We know we should take care of ourselves and keep our health in check. Health often seems to mean simply not being sick, but is that really so?
Interestingly, according to the World Health Organisation, health is, “A state of optimal wellbeing, not merely the absence of disease and infirmity.”
So our optimal or ‘best’ health requires a balance of the many facets that comprise the whole person. These include physical, mental, emotional, environmental, spiritual, and social components, which are different for everyone.
We spend considerable time and energy looking after our physical health, but why do so many of us feel and act differently when it comes to our own mental health and wellbeing?
If we had to choose two things to focus on for a better quality of life, sleep and thinking patterns are a good place to start.
Maintaining good sleep habits
Every living being needs sleep. It is vital. A 100 years ago, on average we used to sleep eight or nine hours a night, these days we average around six hours. Based on these statistics, we are losing 730 hours of rest and recovery every year, which affects us physically as well as mentally.

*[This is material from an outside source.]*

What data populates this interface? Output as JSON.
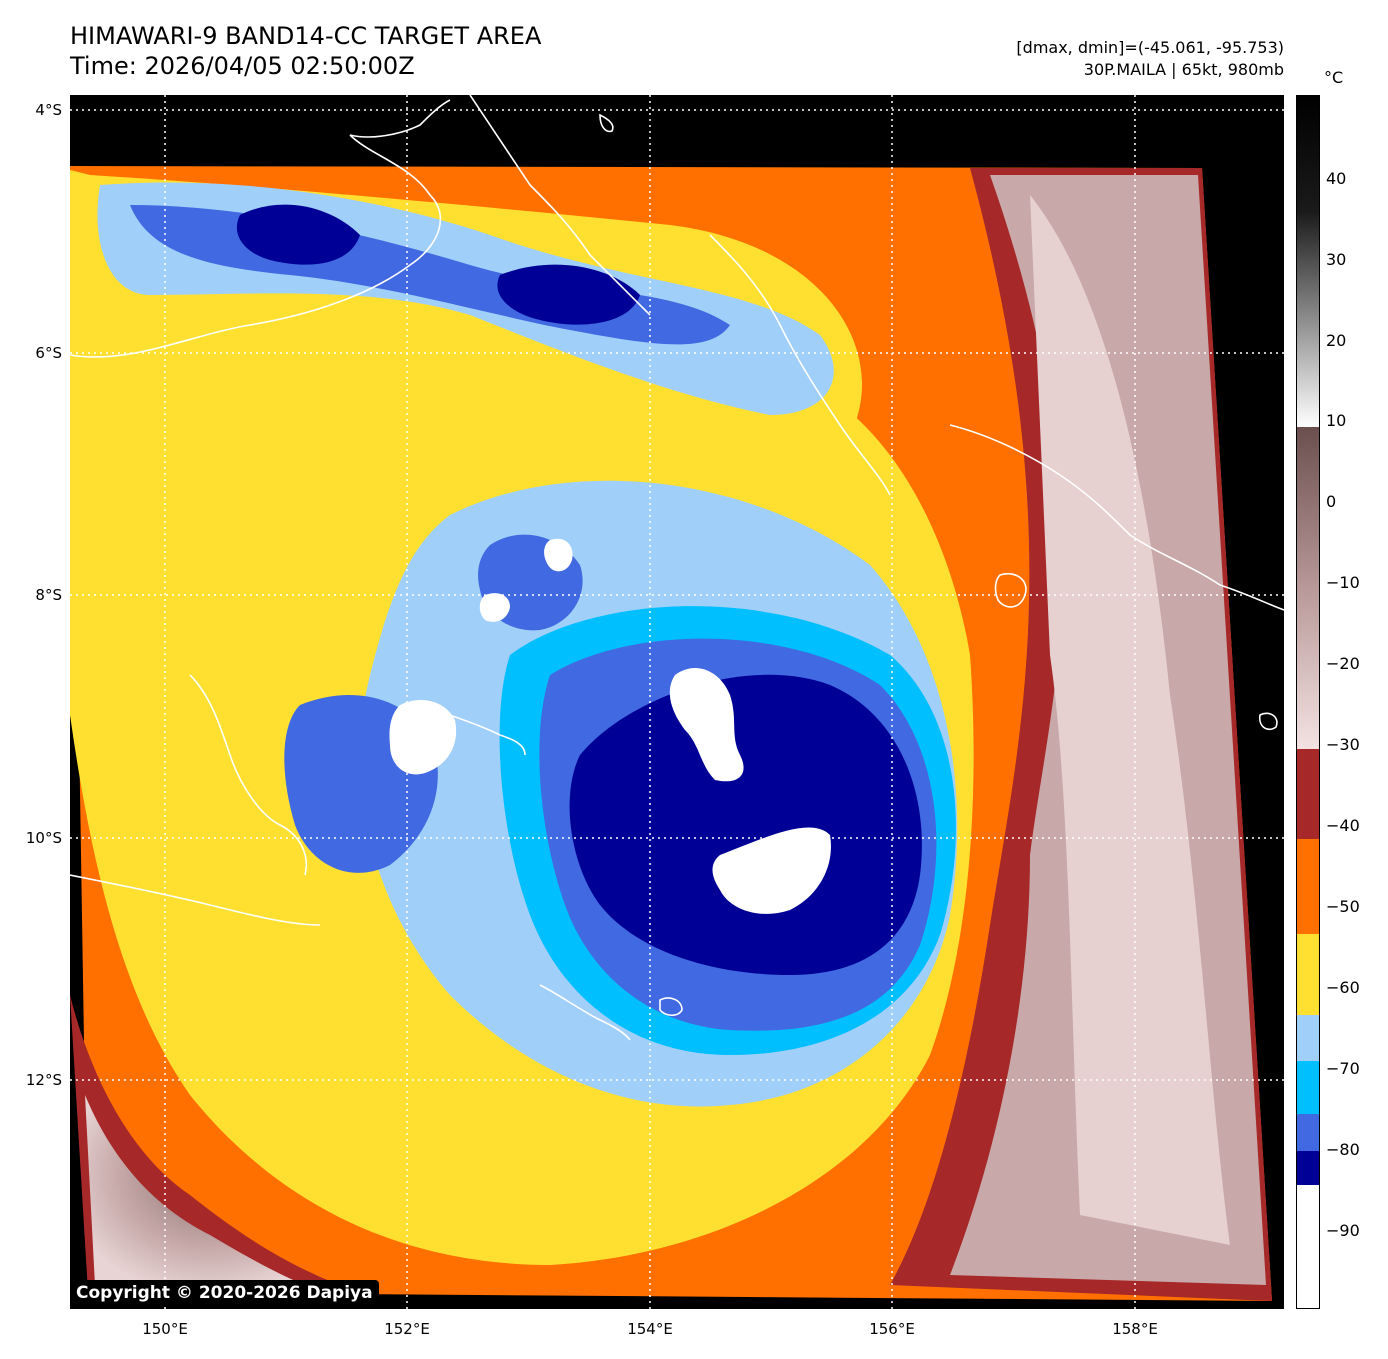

“There is nothing either good or bad but thinking makes it so.”
It is not necessarily what happens to us, but our thinking around it that creates stress in our lives. The brain can chew up about 80% of the body’s neurological energy. Most people think about what they don’t want, therefore drawing the very thing they don’t want towards them. What you think about in life expands, so think healthy, happy thoughts and your body will follow suit.
What does optimal health mean for you?